With increasing effort being put in to lifting the level of education in Tibet, the population is expected to achieve its goal of popularizing compulsory education up to the ninth grade, largely eliminating illiteracy among the new generation of children during the formative years of their lives. The Minister of Education, Chen Zhili, noted at a National Education to Aid Tibet working conference on October 15, that the national education system is bound by duty to accelerate the development of education and advance the needs of the people in Tibet.
The central government always gives priority to Tibetan education. Such working conferences were held in 1987 and 1993, mobilizing and organizing developed provinces and cities to assist and support education in the area. Over the past decade or so, the government has allocated 445 million yuan (US$54 million) to education development, fulfilling 15 primary objectives and 45 secondary objectives such as building and refurbishing county schools, constructing educational satellite information stations, implementing compulsory education up to the ninth grade in disadvantaged areas, improving the infrastructure of higher learning institutions by implementing computer networks and Internet facilities at universities, and training a large number of schoolmasters, teachers and officials within Tibet. Fifteen hinterland provinces and cities have invested a total of 220 million yuan (US$27 million) to rebuild Tibetan primary and secondary schools. In the mean time, many teachers from counterpart universities across the whole country have been appointed to assist with Tibetan education.

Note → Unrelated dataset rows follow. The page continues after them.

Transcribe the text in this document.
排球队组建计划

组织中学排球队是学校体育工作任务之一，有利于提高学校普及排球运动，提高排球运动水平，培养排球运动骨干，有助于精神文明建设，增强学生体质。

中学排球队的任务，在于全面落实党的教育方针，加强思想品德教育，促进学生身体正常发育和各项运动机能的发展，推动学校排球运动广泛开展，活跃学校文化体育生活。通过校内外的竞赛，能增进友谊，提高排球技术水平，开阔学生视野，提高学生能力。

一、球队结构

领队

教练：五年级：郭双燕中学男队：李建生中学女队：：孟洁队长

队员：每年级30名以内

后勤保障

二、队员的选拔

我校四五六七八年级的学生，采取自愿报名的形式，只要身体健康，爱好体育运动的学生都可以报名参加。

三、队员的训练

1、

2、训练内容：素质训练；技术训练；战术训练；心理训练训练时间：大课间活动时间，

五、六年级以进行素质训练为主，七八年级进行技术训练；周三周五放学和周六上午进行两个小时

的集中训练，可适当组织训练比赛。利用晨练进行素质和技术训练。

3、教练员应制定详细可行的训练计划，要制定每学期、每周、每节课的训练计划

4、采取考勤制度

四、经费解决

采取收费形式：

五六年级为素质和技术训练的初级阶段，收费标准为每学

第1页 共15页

Today, owing to the rapid development of the Tibetan schooling system, the education level of the population has increased enormously. By the end of 2001, the total number of students in Tibet had reached 397 thousand, up 71.68 percent since 1993, the proportion of children going to schools was 87.2 percent, up 26.8 percent from 1993 and the total area of schools rose 59.2 percent from 760 thousand square meters in 1993 to 1,210 thousand square meters in 2001. Tibet achieved its goal of establishing a primary school in every village and a middle school in every county. Five counties have carried through the nine grades compulsory education program and illiteracy is down to 38.1 percent.
Chen Zhili also noted that owing to historical and environmental reasons the basic level of Tibetan education is still rather poor, with a big gap still existing between Tibet and surrounding areas. There are still many difficulties to be faced in popularizing compulsory education up to the ninth grade, such as the low quality of social development and a shortage of qualified personnel, making education assistance in Tibet as hard as ever.
According to the Ministry of Education, the main tasks and policies of education aid to Tibet during the 2001-05 period consist of continuing the operation of hinterland schools for Tibetan students with the investment of an additional 100 million yuan (US$12 million) by government for the purchase of infrastructure and equipment. One or several cities from the 18 surrounding provinces and municipalities each assist a Tibetan county to rebuild two schools, bringing the total to 148. The 18 provinces and municipalities helped rebuild 14 Tibetan secondary technical and vocational schools.
In order to further strengthen the official training of Tibet, from 2003 to 2007, 20 hinterland higher learning institutions, together with Southwest Jiaotong University, will assist three Tibetan higher learning institutions, including Tibet University. Eight universities, including Renmin University of China, will establish authorized training bases to train 1,980 Tibetan officials over the next five years, including 1,550 graduates and 430 postgraduates.
A further increase in the amount of Tibetan students enrolled in hinterland higher learning institutions and hinterland Tibetan classes is expected, expanding the enrollment scope from 1,200 in 2002 to about 4,900 each year. Additionally, 13 universities, including China Agricultural University, will enroll 500 pre-assigned students, by lowering enrollment scores and job-oriented training and assignments, in Sichuan, Hunan, Hubei, Jiangxi, Anhui, Liaoning, Shandong, Shannxi, Henan, Shanxi, Hebei, Yunnan, Ningxia, Qinghai, Gansu among other provinces. In the mean time 800 selected non-Tibetan graduates will be assigned to work in Tibet.